GenoFig allows the personalized representation of annotations extracted from GenBank files in a consistent way across sequences, using regular expressions. It also provides several unique options to optimize the display of homologous regions between sequences.

In GenoFig, annotated features can be drawn in a variety of styles defined by the user. Global specifications can be applied to each feature type (CDS, tRNA, mobile element), but a key component of GenoFig is to propose feature-specific configurations using word-matching queries.





□ isoLASER: Long-read RNA-seq demarcates cis- and trans-directed alternative RNA splicing

>> https://www.biorxiv.org/content/10.1101/2024.06.14.599101v1

isoLASER, enables a clear segregation of cis- and trans-directed splicing events for individual samples. The genetic linkage of splicing is largely individual-specific, in stark contrast to the tissue-specific pattern of splicing profiles.

isoLASER successfully uncovers cis-directed splicing in the highly polymorphic HLA system, which is difficult to achieve with short-read sequencing data.

isoLASER conducts variant calling using the long-read RNA-seq data. It uses a local reassembly approach based on de Bruin graphs to identify nucleotide variation at the read level, followed by a multi-layer perceptron classifier to discard false positives.

isoLASER carries out gene-level phasing to identify haplotypes. isoLASER employs an approach based on k-means read clustering, using the variant alleles as values and weighted by the variant quality score. It simultaneously phases the variants into their corresponding haplotypes.

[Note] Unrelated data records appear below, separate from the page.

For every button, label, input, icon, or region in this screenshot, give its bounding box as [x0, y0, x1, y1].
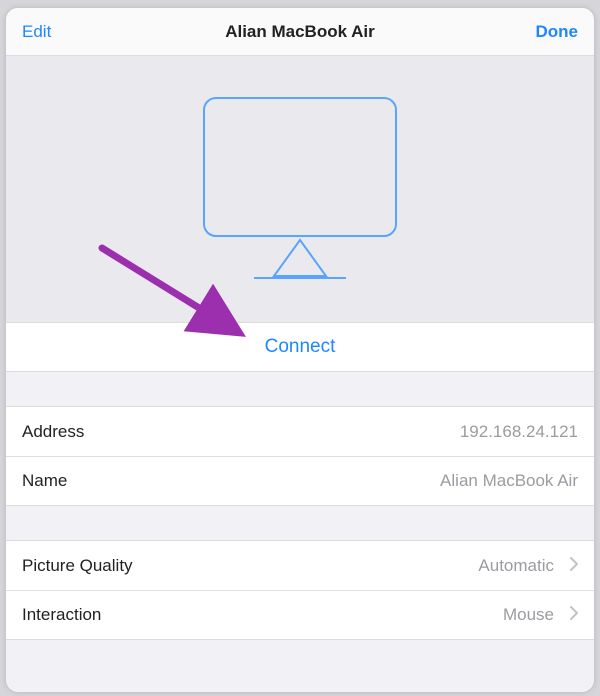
address-value: 192.168.24.121	[460, 422, 578, 442]
edit-button[interactable]: Edit	[22, 22, 82, 42]
picture-quality-row[interactable]: Picture Quality Automatic	[6, 541, 594, 590]
device-preview	[6, 56, 594, 322]
chevron-right-icon	[570, 605, 578, 625]
interaction-value: Mouse	[503, 605, 554, 625]
device-detail-sheet: Edit Alian MacBook Air Done Connect Addr…	[6, 8, 594, 692]
nav-bar: Edit Alian MacBook Air Done	[6, 8, 594, 56]
done-button[interactable]: Done	[518, 22, 578, 42]
connect-button[interactable]: Connect	[6, 322, 594, 372]
interaction-label: Interaction	[22, 605, 493, 625]
section-gap	[6, 506, 594, 540]
section-gap	[6, 372, 594, 406]
name-value: Alian MacBook Air	[440, 471, 578, 491]
name-label: Name	[22, 471, 430, 491]
page-title: Alian MacBook Air	[82, 22, 518, 42]
connect-label: Connect	[265, 336, 336, 358]
address-row: Address 192.168.24.121	[6, 407, 594, 456]
address-label: Address	[22, 422, 450, 442]
name-row: Name Alian MacBook Air	[6, 456, 594, 505]
picture-quality-label: Picture Quality	[22, 556, 468, 576]
picture-quality-value: Automatic	[478, 556, 554, 576]
details-list: Address 192.168.24.121 Name Alian MacBoo…	[6, 406, 594, 506]
settings-list: Picture Quality Automatic Interaction Mo…	[6, 540, 594, 640]
interaction-row[interactable]: Interaction Mouse	[6, 590, 594, 639]
monitor-icon	[200, 94, 400, 284]
chevron-right-icon	[570, 556, 578, 576]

□ splitcode: Flexible parsing, interpretation, and editing of technical sequences

>> https://academic.oup.com/bioinformatics/advance-article/doi/10.1093/bioinformatics/btae331/7693695

splitcode is a flexible solution with a low memory and computational footprint that can reliably, efficiently, and error-tolerantly preprocess technical sequences based on a user-supplied structure of how those sequences are organized within reads.

splitcode simultaneously trims technical sequences, parse combinatorial barcodes that are variable in length and inconsistent in location w/in a read, and extract UMIs that are defined in location w/ respect to other technical sequences rather than at a set position w/in a read.





□ TADGATE: Uncovering topologically associating domains from three-dimensional genome maps

>> https://www.biorxiv.org/content/10.1101/2024.06.12.598668v1

TADGATE employs a graph attention auto-encoder to accurately identify TADs even from ultra-sparse contact maps and generate the imputed maps while preserving or enhancing the underlying topological structures.

TADGATE captures specific attention patterns, pointing to two types of units with different characteristics. These units are closely associated with chromatin compartmentalization, and TAD boundaries in different compartmental environments exhibit distinct biological properties.

TADGATE also utilize a two-layer Hidden Markov Model to functionally annotate the TADs and their internal regions, revealing the overall properties of TADs and the distribution of the structural and functional elements within TADs.





□ DOT: a flexible multi-objective optimization framework for transferring features across single-cell and spatial omics

>> https://www.nature.com/articles/s41467-024-48868-z

DOT is a versatile and scalable optimization framework for the integration of scRNA-seq and SRT for localizing cell features by solving a multi-criteria mathematical program. DOT leverages the spatial context in a local manner without assuming a global correlation.

DOT employs several alignment objectives to locate the cell populations and the annotations therein in the spatial data. The alignment objectives ensure a high-quality transfer from different perspectives.